There is not a man with a typewriter who can avoid writing about how much debt the US government has and how much more it will have to take on. Paulson’s program will put $700 billion more on the "red" side of the ledger. The deficit for the federal government’s fiscal year will be well in excess of $1 trillion. If tax income drops due to the recession, that number may turn out to be the hope of the damned.
The conclusion most people draw from all of that exhausting economic thinking is that the new president will not have any money to fix things and keep those things fixed that were already fixed over the last decade. No one needs a new headline. Just copy it from the next guy. "Obama’s Hands Are Tied".
But, they are not idle hands. Whether citizens view him as a free-spending radical who just wants to drain the checking accounts of the rich or just another guy elected president during another crisis, some expensive problems will not go unaddressed.
Treasury already has its big chunk of capital and it has no reason to part with that. Banks will get some. Perhaps insurance companies. If credit card defaults and LBO failures keep going up, they will join a continuing drop in the housing market as a reason that $700 billion may not be enough.
The most admired analysts covering the car industry, The Center for Automotive Research, recently reported that a collapse of the US auto world would kill three million jobs. That would take unemployment to 8% even if no one else in America lost a job. It would damage personal income by nearly $300 billion.
A walk around other large industries such as retail and airlines would yield equally dismal data. Without an unimaginable amount of money put into the private sector, the economy could go into a 2009 version of The Great Depression. The public is against that, but it is well to remember that a year ago most economists thought the US would avoid a recession. What 2008 has proved is that economists are no more accurate than the TV weatherman. They just get paid less.
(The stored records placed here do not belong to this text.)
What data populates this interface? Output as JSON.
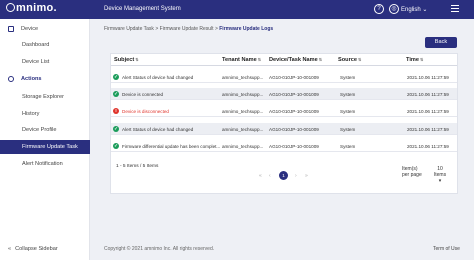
{
  "header": {
    "logo_text": "mnimo.",
    "system_name": "Device Management System",
    "language": "English",
    "icons": [
      "help-icon",
      "globe-icon",
      "menu-icon"
    ]
  },
  "sidebar": {
    "items": [
      {
        "label": "Device",
        "type": "section",
        "icon": "device-icon"
      },
      {
        "label": "Dashboard"
      },
      {
        "label": "Device List"
      },
      {
        "label": "Actions",
        "type": "section",
        "icon": "actions-icon"
      },
      {
        "label": "Storage Explorer"
      },
      {
        "label": "History"
      },
      {
        "label": "Device Profile"
      },
      {
        "label": "Firmware Update Task",
        "active": true
      },
      {
        "label": "Alert Notification"
      }
    ],
    "collapse_label": "Collapse Sidebar"
  },
  "breadcrumb": {
    "items": [
      "Firmware Update Task",
      "Firmware Update Result",
      "Firmware Update Logs"
    ],
    "separator": ">"
  },
  "back_button": "Back",
  "table": {
    "columns": [
      "Subject",
      "Tenant Name",
      "Device/Task Name",
      "Source",
      "Time"
    ],
    "rows": [
      {
        "status": "ok",
        "subject": "Alert Status of device had changed",
        "tenant": "amnimo_techsupp...",
        "device": "AG10-010JP-10-001009",
        "source": "System",
        "time": "2021.10.06 11:27:59"
      },
      {
        "status": "ok",
        "subject": "Device is connected",
        "tenant": "amnimo_techsupp...",
        "device": "AG10-010JP-10-001009",
        "source": "System",
        "time": "2021.10.06 11:27:59"
      },
      {
        "status": "err",
        "subject": "Device is disconnected",
        "tenant": "amnimo_techsupp...",
        "device": "AG10-010JP-10-001009",
        "source": "System",
        "time": "2021.10.06 11:27:59"
      },
      {
        "status": "ok",
        "subject": "Alert Status of device had changed",
        "tenant": "amnimo_techsupp...",
        "device": "AG10-010JP-10-001009",
        "source": "System",
        "time": "2021.10.06 11:27:59"
      },
      {
        "status": "ok",
        "subject": "Firmware differential update has been complet...",
        "tenant": "amnimo_techsupp...",
        "device": "AG10-010JP-10-001009",
        "source": "System",
        "time": "2021.10.06 11:27:59"
      }
    ]
  },
  "pagination": {
    "summary": "1 - 5 Items / 5 Items",
    "current_page": "1",
    "items_per_page_label": "Item(s) per page",
    "items_per_page_value": "10 Items"
  },
  "footer": {
    "copyright": "Copyright © 2021 amnimo Inc. All rights reserved.",
    "terms": "Term of Use"
  },
  "colors": {
    "brand": "#2a2f7f",
    "success": "#1a9c5a",
    "error": "#e0342c"
  }
}
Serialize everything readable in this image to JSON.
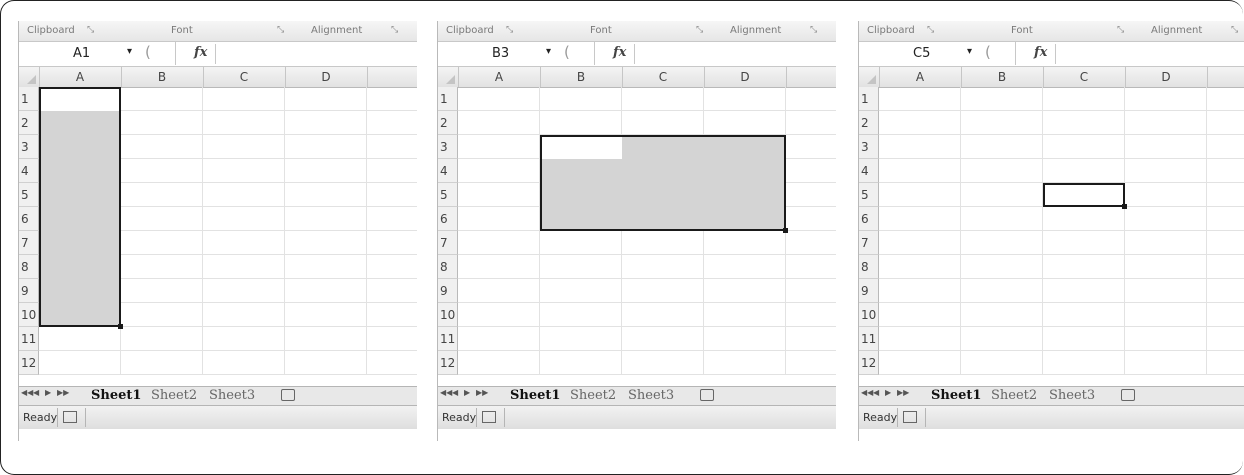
{
  "ribbon": {
    "clipboard": "Clipboard",
    "font": "Font",
    "alignment": "Alignment",
    "launcher_glyph": "⤡"
  },
  "formula_bar": {
    "dropdown_arrow": "▾",
    "paren": "(",
    "fx_label": "fx"
  },
  "columns": [
    "A",
    "B",
    "C",
    "D"
  ],
  "rows": [
    "1",
    "2",
    "3",
    "4",
    "5",
    "6",
    "7",
    "8",
    "9",
    "10",
    "11",
    "12"
  ],
  "sheet_tabs": [
    "Sheet1",
    "Sheet2",
    "Sheet3"
  ],
  "nav_buttons": [
    "◀◀",
    "◀",
    "▶",
    "▶▶"
  ],
  "status_text": "Ready",
  "panels": [
    {
      "name_box": "A1",
      "selection": "A1:A10",
      "active_cell": "A1"
    },
    {
      "name_box": "B3",
      "selection": "B3:D6",
      "active_cell": "B3"
    },
    {
      "name_box": "C5",
      "selection": "C5",
      "active_cell": "C5"
    }
  ],
  "colors": {
    "selection_fill": "#d4d4d4",
    "selection_border": "#1a1a1a"
  }
}
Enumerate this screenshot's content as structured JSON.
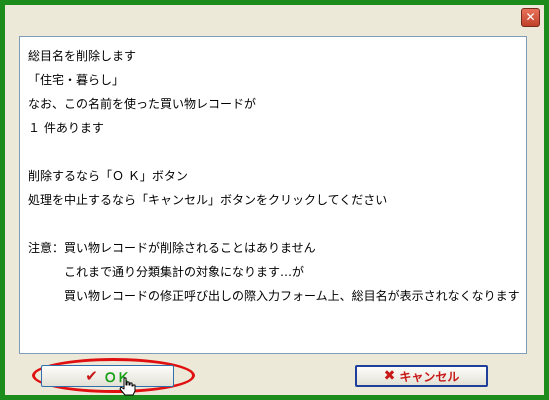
{
  "dialog": {
    "close_glyph": "✕",
    "message_lines": [
      "総目名を削除します",
      "「住宅・暮らし」",
      "なお、この名前を使った買い物レコードが",
      "１ 件あります",
      "",
      "削除するなら「Ｏ Ｋ」ボタン",
      "処理を中止するなら「キャンセル」ボタンをクリックしてください",
      "",
      "注意：買い物レコードが削除されることはありません"
    ],
    "note_lines": [
      "これまで通り分類集計の対象になります…が",
      "買い物レコードの修正呼び出しの際入力フォーム上、総目名が表示されなくなります"
    ],
    "ok_label": "ＯＫ",
    "cancel_label": "キャンセル"
  },
  "colors": {
    "background": "#1c8c1c",
    "ok_text": "#18a018",
    "cancel_text": "#c81818",
    "highlight_ring": "#e01010"
  },
  "icons": {
    "ok": "check-icon",
    "cancel": "x-icon",
    "close": "close-icon",
    "cursor": "hand-cursor-icon"
  }
}
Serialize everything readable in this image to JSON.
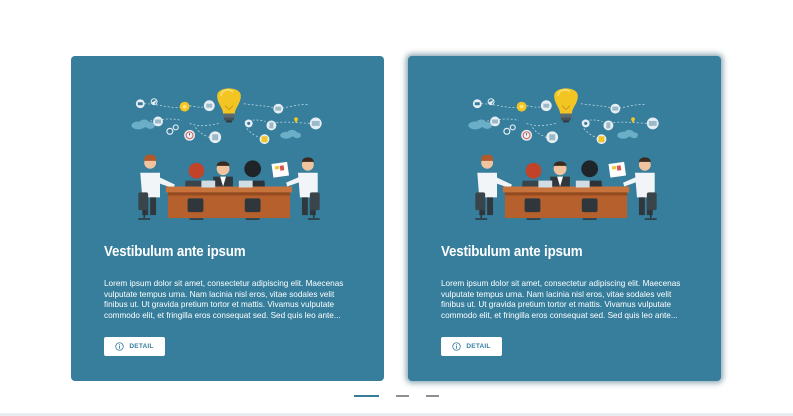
{
  "cards": [
    {
      "title": "Vestibulum ante ipsum",
      "text": "Lorem ipsum dolor sit amet, consectetur adipiscing elit. Maecenas vulputate tempus urna. Nam lacinia nisl eros, vitae sodales velit finibus ut. Ut gravida pretium tortor et mattis. Vivamus vulputate commodo elit, et fringilla eros consequat sed. Sed quis leo ante...",
      "button_label": "DETAIL",
      "illustration": "business-meeting-illustration",
      "active": false
    },
    {
      "title": "Vestibulum ante ipsum",
      "text": "Lorem ipsum dolor sit amet, consectetur adipiscing elit. Maecenas vulputate tempus urna. Nam lacinia nisl eros, vitae sodales velit finibus ut. Ut gravida pretium tortor et mattis. Vivamus vulputate commodo elit, et fringilla eros consequat sed. Sed quis leo ante...",
      "button_label": "DETAIL",
      "illustration": "business-meeting-illustration",
      "active": true
    }
  ],
  "pagination": {
    "count": 3,
    "active_index": 0
  },
  "colors": {
    "card_bg": "#367e9c",
    "button_bg": "#ffffff",
    "active_dot": "#367e9c",
    "inactive_dot": "#8f8f8f",
    "bulb": "#f3c522",
    "table": "#b5602d"
  },
  "icons": {
    "button": "info-icon"
  }
}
On the back of an envelope, it is entirely possible to make the case that the federal government could ring up a $3 trillion deficit over the next two years. Since that has never been done before, it is impossible to predict the side-effects. Nausea and dizziness are probably listed on the label. And, if the arousal lasts more than four hours, call a doctor.
All of this deep factoring brings the analysis around to the question of whether the US government can raise the money to cover the big hole it is digging. The answer may be more simple than many people would guess.
If the Chinese, the Saudis, and others with a lot of extra capital, keep buying US debt, the amount that the Congress can write checks for is phenomenally large. If a global recession pushes China back into the dark ages, the proposition becomes more difficult by a factor of ten or so.
Only people in mental wards or on hallucinogens would suggest that the US government could default on a dollar of its debt, but no one ever believed that General Motors or AUG could go bankrupt. Borrowing has its limits, even if they are colossal to the extent that they cannot be imagined.
At some point Uncle Sam’s extended hand will be cut off. Then the government will have to decide whether it can cover the note. There is no absolute guarantee that the answer is "yes."
Credit default swaps on US debt may just became a big business.